Rachel has a unique ability to understand, simplify, and align strategy, operations, and tactics in ways that increase the connection and effectiveness of complex environments. Her understanding of complex adaptive social systems allows her to craft governance that feels like a trellis instead of a cage, helping organizations flourish.
Rachel founded Engaged Organizations in 2021 to collaborate deeply with a select set of clients to transform organizations. Prior to that, in 2009, she co-founded The Community Roundtable where she published over a decade of groundbreaking research documenting effective community strategy, governance, and operations and created the first online community management training courses. She pursued this work in order to better understand how traditional organizations would need to adapt for the digital age. Her clients have included BASF, Steelcase, AAAS, EA, Microsoft, Hilti, Aspen Institute, PWC, the Canadian Medical Association, and the World Bank Group.

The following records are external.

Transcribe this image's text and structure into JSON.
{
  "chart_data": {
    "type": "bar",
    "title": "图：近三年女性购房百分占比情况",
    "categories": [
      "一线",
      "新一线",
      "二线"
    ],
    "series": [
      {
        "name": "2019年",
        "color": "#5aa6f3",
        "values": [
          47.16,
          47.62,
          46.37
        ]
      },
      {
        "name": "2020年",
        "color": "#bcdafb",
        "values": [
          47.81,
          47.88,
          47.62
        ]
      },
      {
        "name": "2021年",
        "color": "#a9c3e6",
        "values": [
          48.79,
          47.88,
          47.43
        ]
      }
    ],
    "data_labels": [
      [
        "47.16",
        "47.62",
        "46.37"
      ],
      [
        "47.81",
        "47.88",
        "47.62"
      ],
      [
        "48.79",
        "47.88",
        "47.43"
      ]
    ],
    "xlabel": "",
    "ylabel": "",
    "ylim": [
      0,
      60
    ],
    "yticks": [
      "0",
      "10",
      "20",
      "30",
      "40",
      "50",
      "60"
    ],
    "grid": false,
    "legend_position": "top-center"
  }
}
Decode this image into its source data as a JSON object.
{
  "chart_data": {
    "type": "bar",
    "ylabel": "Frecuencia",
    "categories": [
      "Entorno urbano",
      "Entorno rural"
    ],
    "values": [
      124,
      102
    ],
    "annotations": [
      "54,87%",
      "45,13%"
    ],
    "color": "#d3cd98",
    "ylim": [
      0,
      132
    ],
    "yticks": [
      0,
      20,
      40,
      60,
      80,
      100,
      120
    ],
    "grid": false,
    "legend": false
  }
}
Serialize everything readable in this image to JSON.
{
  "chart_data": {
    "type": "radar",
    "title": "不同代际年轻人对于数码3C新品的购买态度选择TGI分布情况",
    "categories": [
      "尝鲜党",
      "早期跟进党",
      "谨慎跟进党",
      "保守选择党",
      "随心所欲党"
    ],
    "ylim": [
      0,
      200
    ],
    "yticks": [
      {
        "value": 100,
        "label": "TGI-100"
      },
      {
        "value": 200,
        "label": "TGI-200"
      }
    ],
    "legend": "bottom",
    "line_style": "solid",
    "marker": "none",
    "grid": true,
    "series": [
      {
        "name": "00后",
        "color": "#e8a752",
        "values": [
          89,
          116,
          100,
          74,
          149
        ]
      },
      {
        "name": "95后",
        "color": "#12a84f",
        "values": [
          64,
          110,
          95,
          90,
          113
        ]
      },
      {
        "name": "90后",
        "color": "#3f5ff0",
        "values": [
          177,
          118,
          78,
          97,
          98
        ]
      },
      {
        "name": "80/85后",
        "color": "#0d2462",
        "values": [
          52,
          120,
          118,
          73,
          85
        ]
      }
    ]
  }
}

Earlier in Rachel’s career, she served as a product executive designing emerging technology platforms and was IDC’s first award-winning social technology analyst. She is a sought-after speaker and expert on the impact of technology on engagement, relationships, and culture. She has presented at Enterprise 2.0, DeFrag, Harvard’s Kennedy School of Government, JiveWorld, APQC, J. Boye, IBM Connect, and SocialNow. She was named a 2023 Top 50 Remote Work Advocate by Mobeus Software and is a Constellation SuperNova and Reworked Impact Award judge. Rachel’s writing has been published in Harvard Business Review, CMSWire, and Information Week and she has been quoted in publications ranging from Variety to Diginomica to The Mercury News. She was the technical advisor for the book, B2B Customer Communities. Some of her writing, podcast appearances and select presentations can be found here.
Rachel writes and works in a cozy garret office, which she’s dreamed of for decades, at her home outside of Boston when she is not inducing eye-rolls from her teen for offering yet another life lesson.
Rachel strives to write about complex topics in ways that everyone can understand because she believes it is hubris more than a lack of intelligence that inhibits learning.